The Japanese prime minister’s office anticipates that the next project milestone – extracting the melted fuel from one of the three damaged reactors – will happen in 2021, the 10th anniversary after this earth-threatening event. Cleanup is expected to take decades and cost tens of billions of dollars.
Japan intends to dismantle the Fukushima plant and decontaminate the surrounding countryside, restoring homes to about 160,000 people who were evacuated after the incident.
Tepco is “making nice with the people” in the hopes that public perception will shift, from dangerous disaster to well-managed crisis. The beleaguered company must persuade the Japanese public that conditions are safe enough to restart their country’s undamaged nuclear power plants.
Despite the magnitude of this “error in nuclear judgment,” the US mainstream media is, by and large, completely silent about Fukushima – then and now.
It’s as if the big media players were told to stay away from the Fukushima disaster.
Some scientists, after admitting that yes, something very bad did happen over there at that Japanese nuclear reactor, have actually had the gall to suggest that there won’t be enough radioactivity reaching the American Pacific coastline to warrant any concern at all, ever.
This kind of thinking is not scientific. Measuring sea water for radioactive levels is, however.
Wikipedia says, “Trace quantities of radioactive particles from the incident, including iodine-131 and caesium-134/137, have since been detected around the world.” This can’t be good.

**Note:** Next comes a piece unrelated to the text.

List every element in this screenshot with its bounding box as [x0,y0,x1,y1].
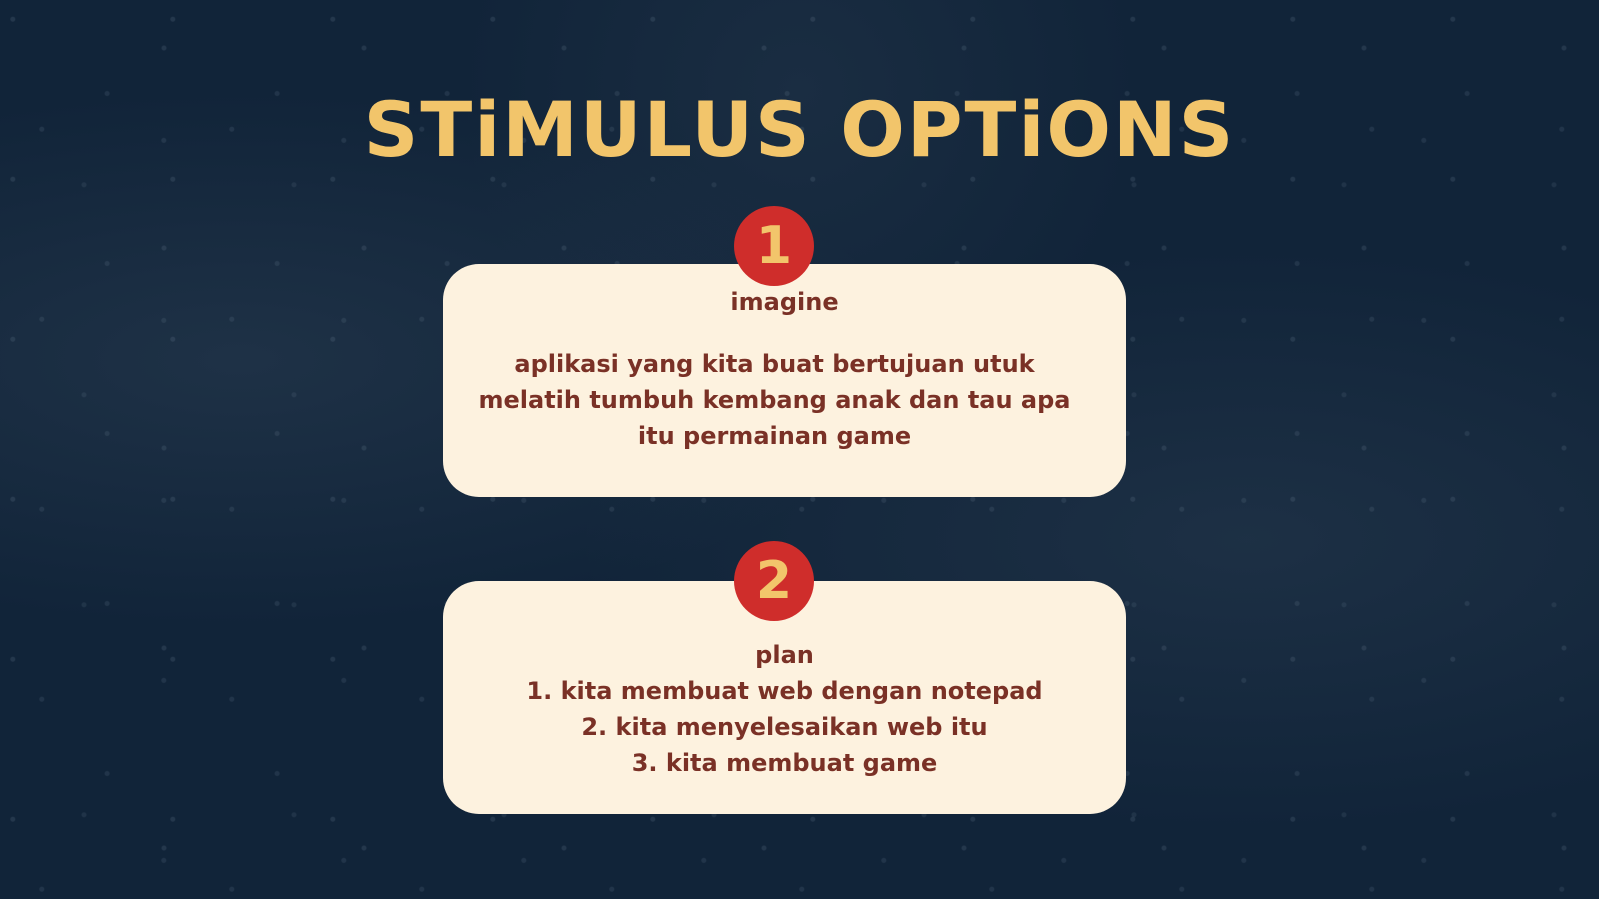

As would be expected, rates of cancer in the Fukushima prefecture have risen significantly, as tracked by the World Health Organization (WHO).

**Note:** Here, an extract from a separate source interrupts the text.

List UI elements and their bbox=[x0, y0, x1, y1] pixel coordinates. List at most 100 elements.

As recently as February 2017, Science Alert reported “unexpectedly high” radiation levels inside reactor #2, which reached “a maximum of 530 sieverts per hour, a number experts have called ‘unimaginable.'” This much radiation can kill a person in two minutes.
We would expect the highest levels of radiation nearest the damaged reactors. But what about the west coast of the United States, Canada and Mexico? Are these places going to “get hot,” too?
Some YouTube videos like this and this show people holding geiger counters (devices which count radiation levels) advance toward the Pacific Ocean. The first researcher records above-normal radioactive particles near the shore, while the second researcher does not. Draw your own conclusions.
Almost a year ago, on December 7, 2016, an article in the Statesman Journal revealed that:
“Cesium-134, the so-called fingerprint of Fukushima, was measured in seawater samples taken from Tillamook Bay and Gold Beach in Oregon, researchers from the Woods Hole Oceanographic Institution are reporting.”
On April 30, 2014 the California Coastal Commission issued its report on the “Nuclear Disaster and Radioactivity along the California Coast.” The executive summary of that report concludes (bolding added):
“The levels of Fukushima-derived radionuclides detected in air, drinking water, food, seawater and marine life in California are extremely low relative to the pre-existing background from naturally-occurring radionuclides and the persistent residues of 20th century nuclear weapons testing. The additional dose of radiation attributable to the Fukushima disaster is commensurately small, and the available evidence supports the idea that it will pose little additional risk to humans or marine life. However, it should be noted that the long-term effects of low-level radiation in the environment remain incompletely understood, and that this understanding would benefit from increased governmental support for the monitoring of radioactivity in seawater and marine biota and the study of health outcomes linked to radiation exposure.”
To make a long story short, despite the alleged advantages of nuclear power, this is an energy source capable of completely devastating our planet – and yet, Big Energy companies continue to suppress alternative fuels.
How bad does a nuclear “oopsy-doodle” have to be to turn the world’s attention toward non-nuclear solutions to the world’s energy needs?
At that point, will it be too late to prevent an extinction event?
One thing is for sure: we’ve all been Fukushima’d, and that’s a fact.